By ALEX FRUIN
Ec·o·nom·ics — noun: one of the only words in the English language that makes more journalism students shudder than the word “mathematics.”
At some point or another, almost every journalism student has been guilty of saying “But I’m in the School of Communication for a reason, why should I have to worry about (fill in the blank)?” I will admit that this is a statement I make more than once a semester about more than one complex subject matter. Yet, recently I have found an array of links that ultimately provide me with an “Economics for Dummies” guide in order to help me understand a few types of economic stories that are prevalent throughout many forms of American media.
Since economics is a very broad term, I cannot say that I have found websites that make every part of this vast topic easier to understand, but a lot that can be found on the Bureau of Labor Statistics website can be a good start. This United States federal government site provides information, calculators, and yes — even definitions of the seemingly complex, though basic terms of economics. Statistics on inflation rates can be found and calculated through this website, which provides examples and definitions on what exactly a CPI (consumer price index) or PPI (producer price index) mean for you and for the audience you are writing for. Another topic related to economics that is unfortunately a commonality in today’s market is the trend of unemployment. The BLS website provides statistics for national and statewide unemployment rates as well as research on the topic, including mass lay-off information.
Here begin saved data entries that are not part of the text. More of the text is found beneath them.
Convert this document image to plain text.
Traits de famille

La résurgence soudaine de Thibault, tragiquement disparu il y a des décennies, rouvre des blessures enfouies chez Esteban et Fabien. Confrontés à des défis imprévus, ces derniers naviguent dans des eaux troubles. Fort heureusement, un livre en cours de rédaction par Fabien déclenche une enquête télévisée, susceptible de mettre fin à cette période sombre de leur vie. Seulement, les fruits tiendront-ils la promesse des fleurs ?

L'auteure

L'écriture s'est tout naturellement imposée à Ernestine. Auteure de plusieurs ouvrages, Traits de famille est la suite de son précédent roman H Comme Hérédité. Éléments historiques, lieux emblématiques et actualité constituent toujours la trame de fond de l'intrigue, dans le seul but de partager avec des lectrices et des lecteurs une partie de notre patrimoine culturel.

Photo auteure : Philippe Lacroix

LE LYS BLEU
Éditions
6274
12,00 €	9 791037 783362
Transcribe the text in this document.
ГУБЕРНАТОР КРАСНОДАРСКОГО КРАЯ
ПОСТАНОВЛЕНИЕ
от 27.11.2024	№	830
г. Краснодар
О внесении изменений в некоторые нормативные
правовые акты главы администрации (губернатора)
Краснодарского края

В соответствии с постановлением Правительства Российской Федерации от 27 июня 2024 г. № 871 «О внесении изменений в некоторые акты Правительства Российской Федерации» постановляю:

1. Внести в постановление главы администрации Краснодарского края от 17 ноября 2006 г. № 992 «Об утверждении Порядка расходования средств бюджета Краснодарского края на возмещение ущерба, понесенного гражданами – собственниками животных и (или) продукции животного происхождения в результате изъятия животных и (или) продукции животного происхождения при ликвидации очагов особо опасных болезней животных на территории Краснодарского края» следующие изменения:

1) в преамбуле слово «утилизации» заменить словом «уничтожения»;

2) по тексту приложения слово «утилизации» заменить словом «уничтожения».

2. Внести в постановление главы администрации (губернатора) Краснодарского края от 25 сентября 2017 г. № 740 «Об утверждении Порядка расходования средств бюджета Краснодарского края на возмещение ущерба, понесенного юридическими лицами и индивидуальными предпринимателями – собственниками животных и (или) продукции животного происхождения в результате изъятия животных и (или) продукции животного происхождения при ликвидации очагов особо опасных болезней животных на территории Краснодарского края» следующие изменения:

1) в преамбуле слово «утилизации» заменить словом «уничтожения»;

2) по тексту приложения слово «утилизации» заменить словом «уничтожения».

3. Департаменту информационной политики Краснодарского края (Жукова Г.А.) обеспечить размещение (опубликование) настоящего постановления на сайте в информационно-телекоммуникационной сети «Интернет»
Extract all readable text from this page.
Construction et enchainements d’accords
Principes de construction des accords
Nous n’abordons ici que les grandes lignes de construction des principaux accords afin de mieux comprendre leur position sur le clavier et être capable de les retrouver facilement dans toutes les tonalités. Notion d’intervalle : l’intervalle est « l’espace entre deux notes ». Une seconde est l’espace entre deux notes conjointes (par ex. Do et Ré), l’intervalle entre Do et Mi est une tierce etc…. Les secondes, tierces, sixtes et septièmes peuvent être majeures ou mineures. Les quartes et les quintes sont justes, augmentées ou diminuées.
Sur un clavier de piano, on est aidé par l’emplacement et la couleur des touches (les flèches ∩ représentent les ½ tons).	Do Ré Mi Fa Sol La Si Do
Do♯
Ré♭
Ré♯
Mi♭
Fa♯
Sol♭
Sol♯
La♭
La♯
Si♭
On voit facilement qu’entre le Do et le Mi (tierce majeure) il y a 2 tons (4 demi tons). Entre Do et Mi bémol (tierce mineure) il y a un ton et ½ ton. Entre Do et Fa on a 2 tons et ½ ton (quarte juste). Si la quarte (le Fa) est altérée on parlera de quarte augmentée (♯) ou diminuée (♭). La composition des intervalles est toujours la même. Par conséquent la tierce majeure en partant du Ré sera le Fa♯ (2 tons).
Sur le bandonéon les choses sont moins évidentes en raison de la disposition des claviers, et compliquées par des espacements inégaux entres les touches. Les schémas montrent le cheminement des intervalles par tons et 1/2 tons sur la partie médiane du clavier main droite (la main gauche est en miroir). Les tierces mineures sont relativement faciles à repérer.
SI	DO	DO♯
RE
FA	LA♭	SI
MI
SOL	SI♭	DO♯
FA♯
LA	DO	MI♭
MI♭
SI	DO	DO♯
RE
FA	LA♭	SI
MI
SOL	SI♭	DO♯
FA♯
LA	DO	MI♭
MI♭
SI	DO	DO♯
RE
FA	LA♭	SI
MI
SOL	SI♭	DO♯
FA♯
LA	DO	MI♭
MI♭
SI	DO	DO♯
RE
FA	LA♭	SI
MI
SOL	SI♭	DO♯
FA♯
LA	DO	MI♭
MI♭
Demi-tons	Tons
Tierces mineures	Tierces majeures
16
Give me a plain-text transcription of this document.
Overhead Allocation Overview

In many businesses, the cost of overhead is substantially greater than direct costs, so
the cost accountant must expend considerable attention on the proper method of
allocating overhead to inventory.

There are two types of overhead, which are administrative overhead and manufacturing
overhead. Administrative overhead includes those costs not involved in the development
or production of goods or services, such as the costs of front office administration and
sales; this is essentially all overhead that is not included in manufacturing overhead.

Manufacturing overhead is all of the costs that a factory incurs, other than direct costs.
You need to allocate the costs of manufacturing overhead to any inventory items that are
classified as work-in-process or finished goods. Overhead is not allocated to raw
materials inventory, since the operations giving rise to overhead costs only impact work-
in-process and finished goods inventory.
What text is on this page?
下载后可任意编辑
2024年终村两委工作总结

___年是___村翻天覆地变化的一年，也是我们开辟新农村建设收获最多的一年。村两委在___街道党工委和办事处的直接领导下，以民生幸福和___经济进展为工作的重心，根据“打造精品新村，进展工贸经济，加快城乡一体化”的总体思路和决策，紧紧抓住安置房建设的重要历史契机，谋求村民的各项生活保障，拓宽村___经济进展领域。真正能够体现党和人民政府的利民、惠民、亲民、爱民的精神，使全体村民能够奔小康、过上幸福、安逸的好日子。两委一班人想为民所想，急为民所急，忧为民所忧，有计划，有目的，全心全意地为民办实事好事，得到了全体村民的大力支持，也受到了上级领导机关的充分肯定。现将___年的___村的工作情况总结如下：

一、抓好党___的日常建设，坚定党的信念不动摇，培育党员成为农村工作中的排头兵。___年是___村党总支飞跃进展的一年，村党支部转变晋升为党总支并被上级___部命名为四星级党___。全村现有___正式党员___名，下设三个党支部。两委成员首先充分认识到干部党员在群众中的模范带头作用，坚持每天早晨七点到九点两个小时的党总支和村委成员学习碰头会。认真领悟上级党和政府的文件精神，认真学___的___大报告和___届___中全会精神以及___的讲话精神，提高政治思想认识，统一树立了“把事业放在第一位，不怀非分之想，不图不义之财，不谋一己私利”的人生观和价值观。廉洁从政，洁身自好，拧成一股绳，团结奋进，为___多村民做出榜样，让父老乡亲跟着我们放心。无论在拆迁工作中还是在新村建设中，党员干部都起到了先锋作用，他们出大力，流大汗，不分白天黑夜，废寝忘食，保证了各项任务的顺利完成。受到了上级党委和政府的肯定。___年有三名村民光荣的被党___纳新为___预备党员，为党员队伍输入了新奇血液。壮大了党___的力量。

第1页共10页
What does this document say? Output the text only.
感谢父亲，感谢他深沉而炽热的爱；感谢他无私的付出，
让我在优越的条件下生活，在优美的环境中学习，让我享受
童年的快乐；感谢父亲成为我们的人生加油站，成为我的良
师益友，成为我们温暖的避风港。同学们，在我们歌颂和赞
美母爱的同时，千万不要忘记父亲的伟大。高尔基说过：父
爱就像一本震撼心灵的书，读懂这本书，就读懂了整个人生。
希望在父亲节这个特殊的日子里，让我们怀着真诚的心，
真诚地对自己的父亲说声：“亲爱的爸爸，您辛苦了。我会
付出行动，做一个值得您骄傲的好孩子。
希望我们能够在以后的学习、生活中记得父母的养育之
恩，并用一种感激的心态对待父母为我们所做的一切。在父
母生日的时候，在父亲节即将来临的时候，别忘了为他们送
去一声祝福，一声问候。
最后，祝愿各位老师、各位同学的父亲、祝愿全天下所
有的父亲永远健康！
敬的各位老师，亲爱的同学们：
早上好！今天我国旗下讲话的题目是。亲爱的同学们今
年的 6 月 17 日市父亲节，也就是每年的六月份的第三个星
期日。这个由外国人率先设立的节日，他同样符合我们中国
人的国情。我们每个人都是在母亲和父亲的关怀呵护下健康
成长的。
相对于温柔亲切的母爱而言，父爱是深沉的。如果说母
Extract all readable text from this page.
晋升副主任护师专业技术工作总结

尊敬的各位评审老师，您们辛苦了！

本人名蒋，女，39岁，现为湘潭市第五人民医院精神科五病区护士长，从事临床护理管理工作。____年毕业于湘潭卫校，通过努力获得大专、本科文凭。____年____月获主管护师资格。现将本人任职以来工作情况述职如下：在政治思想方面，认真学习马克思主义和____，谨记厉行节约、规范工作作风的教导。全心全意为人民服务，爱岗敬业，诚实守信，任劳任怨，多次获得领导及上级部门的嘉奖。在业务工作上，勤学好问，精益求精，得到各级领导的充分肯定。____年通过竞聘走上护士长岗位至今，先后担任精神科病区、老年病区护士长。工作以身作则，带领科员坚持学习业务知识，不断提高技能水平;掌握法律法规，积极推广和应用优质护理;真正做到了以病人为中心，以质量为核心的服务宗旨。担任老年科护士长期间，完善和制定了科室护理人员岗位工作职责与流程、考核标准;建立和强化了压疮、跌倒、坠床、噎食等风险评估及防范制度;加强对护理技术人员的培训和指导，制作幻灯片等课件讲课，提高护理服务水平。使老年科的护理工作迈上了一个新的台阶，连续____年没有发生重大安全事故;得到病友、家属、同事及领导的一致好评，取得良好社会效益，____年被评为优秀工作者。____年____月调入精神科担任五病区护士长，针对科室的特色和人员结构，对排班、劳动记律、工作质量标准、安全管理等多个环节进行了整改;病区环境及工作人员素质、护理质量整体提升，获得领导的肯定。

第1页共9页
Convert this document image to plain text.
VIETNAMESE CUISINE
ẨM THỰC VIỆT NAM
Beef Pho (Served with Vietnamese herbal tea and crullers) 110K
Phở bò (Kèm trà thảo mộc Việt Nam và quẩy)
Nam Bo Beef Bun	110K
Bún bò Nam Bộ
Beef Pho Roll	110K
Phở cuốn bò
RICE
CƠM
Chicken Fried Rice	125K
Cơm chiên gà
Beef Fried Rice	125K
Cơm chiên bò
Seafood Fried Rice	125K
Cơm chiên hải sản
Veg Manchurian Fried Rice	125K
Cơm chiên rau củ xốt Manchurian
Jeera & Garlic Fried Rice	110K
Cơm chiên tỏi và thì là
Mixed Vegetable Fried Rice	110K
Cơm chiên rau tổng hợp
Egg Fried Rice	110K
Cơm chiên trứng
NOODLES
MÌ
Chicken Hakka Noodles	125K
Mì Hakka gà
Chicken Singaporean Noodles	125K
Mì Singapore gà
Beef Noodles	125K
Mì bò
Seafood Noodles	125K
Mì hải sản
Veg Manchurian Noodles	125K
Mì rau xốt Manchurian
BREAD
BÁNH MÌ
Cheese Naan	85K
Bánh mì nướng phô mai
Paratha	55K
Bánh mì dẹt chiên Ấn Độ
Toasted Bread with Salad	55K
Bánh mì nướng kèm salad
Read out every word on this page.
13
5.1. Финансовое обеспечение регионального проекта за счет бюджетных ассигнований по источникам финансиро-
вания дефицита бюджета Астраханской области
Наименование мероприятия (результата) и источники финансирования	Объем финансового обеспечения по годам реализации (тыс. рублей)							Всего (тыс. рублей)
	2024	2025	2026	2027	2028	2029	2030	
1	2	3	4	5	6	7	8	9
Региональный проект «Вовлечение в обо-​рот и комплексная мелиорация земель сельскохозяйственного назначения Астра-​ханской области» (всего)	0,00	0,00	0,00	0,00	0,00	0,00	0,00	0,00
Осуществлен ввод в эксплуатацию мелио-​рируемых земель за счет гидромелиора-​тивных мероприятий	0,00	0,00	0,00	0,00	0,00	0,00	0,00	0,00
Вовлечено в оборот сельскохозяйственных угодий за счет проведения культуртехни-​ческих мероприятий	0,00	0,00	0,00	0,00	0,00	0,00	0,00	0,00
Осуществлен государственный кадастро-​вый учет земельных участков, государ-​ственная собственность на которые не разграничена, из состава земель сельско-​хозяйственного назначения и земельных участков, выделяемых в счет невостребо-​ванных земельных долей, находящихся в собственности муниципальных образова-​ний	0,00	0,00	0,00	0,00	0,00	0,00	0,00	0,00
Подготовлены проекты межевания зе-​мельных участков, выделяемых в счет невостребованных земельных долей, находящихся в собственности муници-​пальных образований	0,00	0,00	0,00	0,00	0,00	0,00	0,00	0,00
Another important organization that every American should know more about is the Internal Revenue Service, which provides a detailed look into its procedures on its website. This is an especially important website for journalists because it can provide them with the information about proper tax procedures for individuals, businesses, government groups, and any other type of organization that may be in the news for fraud or incorrect filings of taxes. Many times, this is where reporters who are investigating potential fraud cases must begin, so it is important to understand the intricacies of the government bureau before the story breaks.
The final important economic organization that it is necessary for journalists to be familiar with is the Social Security Administration, which is constantly in the news, especially during election periods. On this site, journalists can become familiar with the government entities that make up so many news stories today, such as Medicare. The Social Security website is a great place to start research when doing any story related to the topic, as it is an administration that is not understood by a large portion of American citizens, especially of younger generations.
By looking into these websites for just a little while, journalists can greatly increase their knowledge on these topics that they read or hear about each day throughout the papers. Though many of the stories related to these bureaus and administrations rarely apply to younger generations, it is important to be knowledgeable about them since they are so prevalent in everyday news at every level of the U.S. government.